A factor limiting hospitals’ ability to move mental health patients out of EDs is a provision of the Mental Health Regulations 2015 that has been interpreted to limit mental health patient transport to contractors, thereby excluding hospital employees. This means that hospital staff cannot transport mental health patients and must rely on SJA which is contracted to run only 1 dedicated mental health transport crew.
A consequence is that mental health transport is not always available when needed. Providing for better mental health transport options in the SJA contract could improve this situation. Other factors, such as the availability of police or other qualified people to travel with high risk patients, could also be contributing to the problem.
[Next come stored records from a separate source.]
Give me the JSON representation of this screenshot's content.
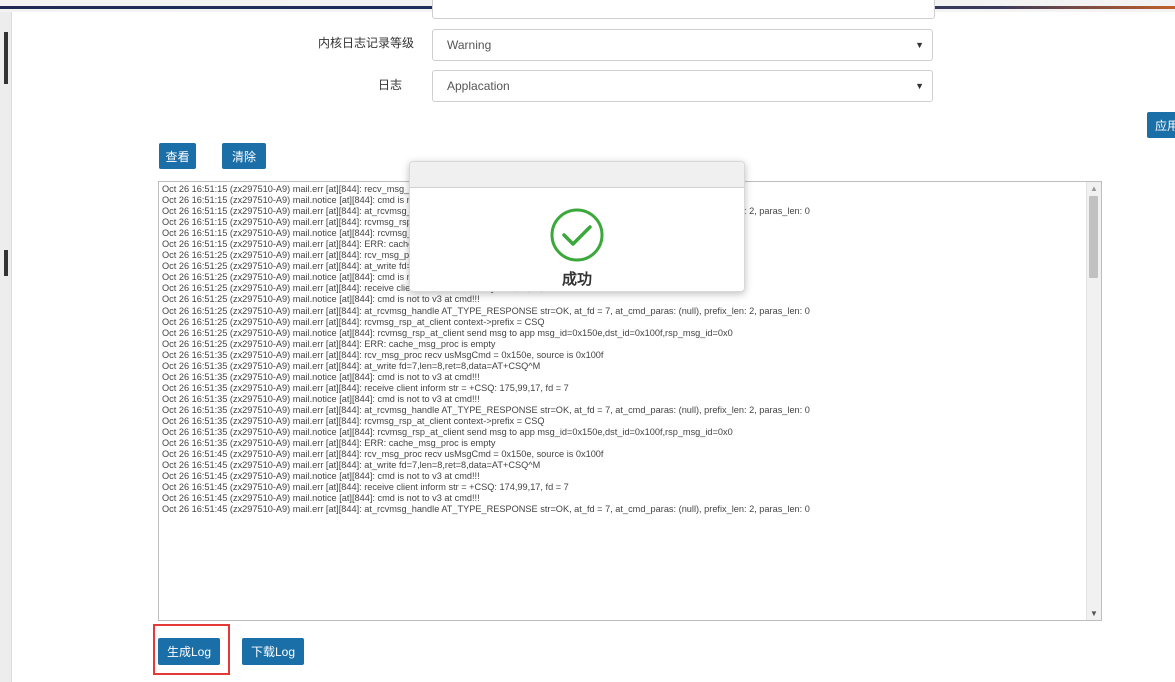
{
  "form": {
    "kernel_log_level_label": "内核日志记录等级",
    "kernel_log_level_value": "Warning",
    "log_label": "日志",
    "log_value": "Applacation"
  },
  "buttons": {
    "view": "查看",
    "clear": "清除",
    "apply": "应用",
    "generate_log": "生成Log",
    "download_log": "下载Log"
  },
  "modal": {
    "message": "成功",
    "icon": "check-circle-icon",
    "icon_color": "#3aa83a"
  },
  "colors": {
    "primary": "#1a6fa8",
    "highlight": "#e53935"
  },
  "log": {
    "lines": [
      "Oct 26 16:51:15 (zx297510-A9) mail.err [at][844]: recv_msg_proc recv usMsgCmd = 0x150e, source is 0x100f",
      "Oct 26 16:51:15 (zx297510-A9) mail.notice [at][844]: cmd is not to v3 at cmd!!!",
      "Oct 26 16:51:15 (zx297510-A9) mail.err [at][844]: at_rcvmsg_handle AT_TYPE_RESPONSE str=OK, at_fd = 7, at_cmd_paras: (null), prefix_len: 2, paras_len: 0",
      "Oct 26 16:51:15 (zx297510-A9) mail.err [at][844]: rcvmsg_rsp_at_client context->prefix = CSQ",
      "Oct 26 16:51:15 (zx297510-A9) mail.notice [at][844]: rcvmsg_rsp_at_client send msg to app msg_id=0x150e,dst_id=0x100f,rsp_msg_id=0x0",
      "Oct 26 16:51:15 (zx297510-A9) mail.err [at][844]: ERR: cache_msg_proc is empty",
      "Oct 26 16:51:25 (zx297510-A9) mail.err [at][844]: rcv_msg_proc recv usMsgCmd = 0x150e, source is 0x100f",
      "Oct 26 16:51:25 (zx297510-A9) mail.err [at][844]: at_write fd=7,len=8,ret=8,data=AT+CSQ^M",
      "Oct 26 16:51:25 (zx297510-A9) mail.notice [at][844]: cmd is not to v3 at cmd!!!",
      "Oct 26 16:51:25 (zx297510-A9) mail.err [at][844]: receive client inform str = +CSQ: 175,99,17, fd = 7",
      "Oct 26 16:51:25 (zx297510-A9) mail.notice [at][844]: cmd is not to v3 at cmd!!!",
      "Oct 26 16:51:25 (zx297510-A9) mail.err [at][844]: at_rcvmsg_handle AT_TYPE_RESPONSE str=OK, at_fd = 7, at_cmd_paras: (null), prefix_len: 2, paras_len: 0",
      "Oct 26 16:51:25 (zx297510-A9) mail.err [at][844]: rcvmsg_rsp_at_client context->prefix = CSQ",
      "Oct 26 16:51:25 (zx297510-A9) mail.notice [at][844]: rcvmsg_rsp_at_client send msg to app msg_id=0x150e,dst_id=0x100f,rsp_msg_id=0x0",
      "Oct 26 16:51:25 (zx297510-A9) mail.err [at][844]: ERR: cache_msg_proc is empty",
      "Oct 26 16:51:35 (zx297510-A9) mail.err [at][844]: rcv_msg_proc recv usMsgCmd = 0x150e, source is 0x100f",
      "Oct 26 16:51:35 (zx297510-A9) mail.err [at][844]: at_write fd=7,len=8,ret=8,data=AT+CSQ^M",
      "Oct 26 16:51:35 (zx297510-A9) mail.notice [at][844]: cmd is not to v3 at cmd!!!",
      "Oct 26 16:51:35 (zx297510-A9) mail.err [at][844]: receive client inform str = +CSQ: 175,99,17, fd = 7",
      "Oct 26 16:51:35 (zx297510-A9) mail.notice [at][844]: cmd is not to v3 at cmd!!!",
      "Oct 26 16:51:35 (zx297510-A9) mail.err [at][844]: at_rcvmsg_handle AT_TYPE_RESPONSE str=OK, at_fd = 7, at_cmd_paras: (null), prefix_len: 2, paras_len: 0",
      "Oct 26 16:51:35 (zx297510-A9) mail.err [at][844]: rcvmsg_rsp_at_client context->prefix = CSQ",
      "Oct 26 16:51:35 (zx297510-A9) mail.notice [at][844]: rcvmsg_rsp_at_client send msg to app msg_id=0x150e,dst_id=0x100f,rsp_msg_id=0x0",
      "Oct 26 16:51:35 (zx297510-A9) mail.err [at][844]: ERR: cache_msg_proc is empty",
      "Oct 26 16:51:45 (zx297510-A9) mail.err [at][844]: rcv_msg_proc recv usMsgCmd = 0x150e, source is 0x100f",
      "Oct 26 16:51:45 (zx297510-A9) mail.err [at][844]: at_write fd=7,len=8,ret=8,data=AT+CSQ^M",
      "Oct 26 16:51:45 (zx297510-A9) mail.notice [at][844]: cmd is not to v3 at cmd!!!",
      "Oct 26 16:51:45 (zx297510-A9) mail.err [at][844]: receive client inform str = +CSQ: 174,99,17, fd = 7",
      "Oct 26 16:51:45 (zx297510-A9) mail.notice [at][844]: cmd is not to v3 at cmd!!!",
      "Oct 26 16:51:45 (zx297510-A9) mail.err [at][844]: at_rcvmsg_handle AT_TYPE_RESPONSE str=OK, at_fd = 7, at_cmd_paras: (null), prefix_len: 2, paras_len: 0"
    ]
  }
}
During our audit, the DoH began a 3-month trial of expanded mental health transport. On 1 April 2019, SJA and another provider were engaged to provide 3 mental health crewed ambulances for 18 hours per day from 6 am to midnight. The DoH told us there were positive early results of the trial so it has extended the trial to June 2020 in the lead up to the new ambulance service contract.
The DoH addresses complex issues with SJA at CEO level through the WA Ambulance Standing Committee. This committee meets quarterly or as necessary to consider SJA reports and issues needing attention (e.g. ramping) as well as planning (e.g. the Winter Strategies). Contract management meetings are held more frequently. To date neither the Standing Committee nor the contract management process have found a way to permanently reduce ramping.